Accord has an athletic feel, but when pushed hard into turns it understeers (resists turning) just like every other front-drive coupe. Perhaps the biggest difference between the '07 and '08 models is the steering. The new Accord has precise steering that has good road feel. In addition, the variable-rate rack reduces the effort required in parking lots. Brakes are strong and the pedal is easy to modulate.
Accords have always had a trifle more road and wind noise than the midsize-car norm and the '08 model is no exception. Though quieter than the model it replaces, there's still some tire thrum on coarse concrete and a trace of unexpected wind noise around the side windows. Neither is likely to hinder conversation.
Behind the Wheel
The Accord's interior is traditional Honda. That means clear and simple gauges and large and well-marked buttons. The more expensive the model, the more complicated the controls, though even navigation-equipped EX models are fairly straight forward. Materials are on par with other vehicles in this class, but not outstanding.
Front seat leg and head room are good and you definitely notice that the new car is wider. Seats strike a good balance between comfortable and supportive without feeling confining. Visibility is excellent, but the outside mirrors are quite small.
NHTSA Crash-Test Results, 2008 Honda Acord coupe
|Front Impact, Driver ||5 stars|
|Front Impact, Passenger ||5 stars|
|Side Impact, Driver ||4 stars|
|Side Impact, Rear Passenger ||5 stars|
|Rollover Resistance ||5 stars|
The back seat in coupes is roomier than you might expect, but putting three adults back there is out of the question. Both leg and head room are tight for anyone over 5-foot-10 and getting in and out is a chore as the front doors aren't very long and the front seats don't pivot forward very far. The front seatbacks also don't have a memory, so each time you let someone in or out, you have to re-adjust the seatback.
Trunk space is just average for the class. The opening has inexpensive-looking hinges that eat into cargo space. In addition, the rear seat folds, but is not split and the center seatbelt does not remove. So, if you want to expand cargo space, no one can ride in the back seat.
You'd be a fool not to consider Accord if you are looking for a big coupe. Some might find fault with its recalcitrant transmissions, but otherwise the car is nearly flawless. The coupe strikes a near-prefect balance between sport and practicality and never feels like a sedan with two less doors.

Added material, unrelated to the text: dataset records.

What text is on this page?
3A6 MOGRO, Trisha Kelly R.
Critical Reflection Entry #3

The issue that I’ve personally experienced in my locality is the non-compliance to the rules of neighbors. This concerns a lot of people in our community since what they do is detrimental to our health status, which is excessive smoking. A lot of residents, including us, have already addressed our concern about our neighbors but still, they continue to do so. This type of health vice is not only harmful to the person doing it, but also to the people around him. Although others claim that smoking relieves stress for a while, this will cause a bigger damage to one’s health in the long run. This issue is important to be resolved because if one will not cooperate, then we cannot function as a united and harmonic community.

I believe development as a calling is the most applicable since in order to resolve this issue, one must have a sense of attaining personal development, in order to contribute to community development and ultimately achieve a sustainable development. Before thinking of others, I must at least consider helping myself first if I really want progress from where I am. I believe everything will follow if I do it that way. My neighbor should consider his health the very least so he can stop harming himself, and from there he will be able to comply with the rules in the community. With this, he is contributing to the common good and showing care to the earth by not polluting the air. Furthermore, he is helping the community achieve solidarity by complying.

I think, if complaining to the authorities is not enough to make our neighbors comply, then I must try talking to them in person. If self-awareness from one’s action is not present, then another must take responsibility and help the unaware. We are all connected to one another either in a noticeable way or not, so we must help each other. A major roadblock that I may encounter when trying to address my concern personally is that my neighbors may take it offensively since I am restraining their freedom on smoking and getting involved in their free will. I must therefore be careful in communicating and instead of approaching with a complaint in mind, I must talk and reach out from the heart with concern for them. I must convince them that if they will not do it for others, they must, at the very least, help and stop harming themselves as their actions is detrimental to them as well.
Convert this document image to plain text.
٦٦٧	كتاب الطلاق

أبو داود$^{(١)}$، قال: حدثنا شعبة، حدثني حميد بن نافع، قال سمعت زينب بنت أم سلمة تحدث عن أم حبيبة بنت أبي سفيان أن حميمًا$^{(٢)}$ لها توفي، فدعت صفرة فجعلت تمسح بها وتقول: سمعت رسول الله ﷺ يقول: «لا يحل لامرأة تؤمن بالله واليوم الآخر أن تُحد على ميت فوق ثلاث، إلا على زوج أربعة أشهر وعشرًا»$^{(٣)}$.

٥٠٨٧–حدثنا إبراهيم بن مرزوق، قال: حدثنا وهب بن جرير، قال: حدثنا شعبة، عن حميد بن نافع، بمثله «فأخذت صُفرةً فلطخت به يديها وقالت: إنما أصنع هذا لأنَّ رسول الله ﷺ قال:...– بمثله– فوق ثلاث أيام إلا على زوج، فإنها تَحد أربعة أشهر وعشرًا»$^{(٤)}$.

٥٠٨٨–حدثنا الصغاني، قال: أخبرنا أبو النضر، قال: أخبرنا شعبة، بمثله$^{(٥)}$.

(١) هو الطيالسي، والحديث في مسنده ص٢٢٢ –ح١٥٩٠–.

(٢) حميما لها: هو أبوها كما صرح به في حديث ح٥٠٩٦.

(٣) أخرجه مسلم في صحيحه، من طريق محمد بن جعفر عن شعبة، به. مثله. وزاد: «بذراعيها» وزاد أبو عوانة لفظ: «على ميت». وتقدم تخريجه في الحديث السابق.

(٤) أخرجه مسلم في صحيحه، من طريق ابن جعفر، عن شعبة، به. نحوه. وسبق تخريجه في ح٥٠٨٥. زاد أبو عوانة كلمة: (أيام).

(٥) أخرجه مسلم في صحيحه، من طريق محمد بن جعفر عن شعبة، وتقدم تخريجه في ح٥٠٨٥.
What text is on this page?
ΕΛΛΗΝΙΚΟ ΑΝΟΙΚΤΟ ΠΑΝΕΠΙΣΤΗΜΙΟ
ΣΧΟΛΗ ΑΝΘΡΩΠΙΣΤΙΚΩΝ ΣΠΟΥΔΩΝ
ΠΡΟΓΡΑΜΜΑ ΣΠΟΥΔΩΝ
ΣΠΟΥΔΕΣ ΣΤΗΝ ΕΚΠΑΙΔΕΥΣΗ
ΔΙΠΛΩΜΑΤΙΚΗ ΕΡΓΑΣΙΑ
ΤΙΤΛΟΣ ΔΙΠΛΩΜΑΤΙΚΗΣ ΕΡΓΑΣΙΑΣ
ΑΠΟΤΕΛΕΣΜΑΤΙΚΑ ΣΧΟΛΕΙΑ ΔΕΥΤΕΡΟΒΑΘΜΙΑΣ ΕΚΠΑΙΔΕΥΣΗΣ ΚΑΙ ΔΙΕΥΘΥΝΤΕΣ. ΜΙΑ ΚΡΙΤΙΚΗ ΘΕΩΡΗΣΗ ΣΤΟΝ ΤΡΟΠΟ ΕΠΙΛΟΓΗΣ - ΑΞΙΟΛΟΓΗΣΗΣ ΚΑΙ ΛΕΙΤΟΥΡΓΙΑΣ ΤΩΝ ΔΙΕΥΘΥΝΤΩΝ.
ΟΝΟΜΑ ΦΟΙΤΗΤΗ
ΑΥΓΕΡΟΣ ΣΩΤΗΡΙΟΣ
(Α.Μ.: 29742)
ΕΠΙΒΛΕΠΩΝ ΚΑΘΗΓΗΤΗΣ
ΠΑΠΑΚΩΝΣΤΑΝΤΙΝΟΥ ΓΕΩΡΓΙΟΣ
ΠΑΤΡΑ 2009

Honda was careful to give this new coupe strikingly different--almost dramatic--styling. The Japanese automaker also packed in enough technology to keep the IT generation happy, though lack of true iPod control and a digital hard drive might turn off some. Accord coupe should appeal to traditional Honda buyers and attract those looking for something with more sophistication than a traditional sport coupe.
The ace in the hole for this two-door is the fact that it is an Accord. That means exceptional resale value, solid reliability, and reasonable pricing. If you bypassed Accord because you felt it didn't have a lot of character, you might want to look again.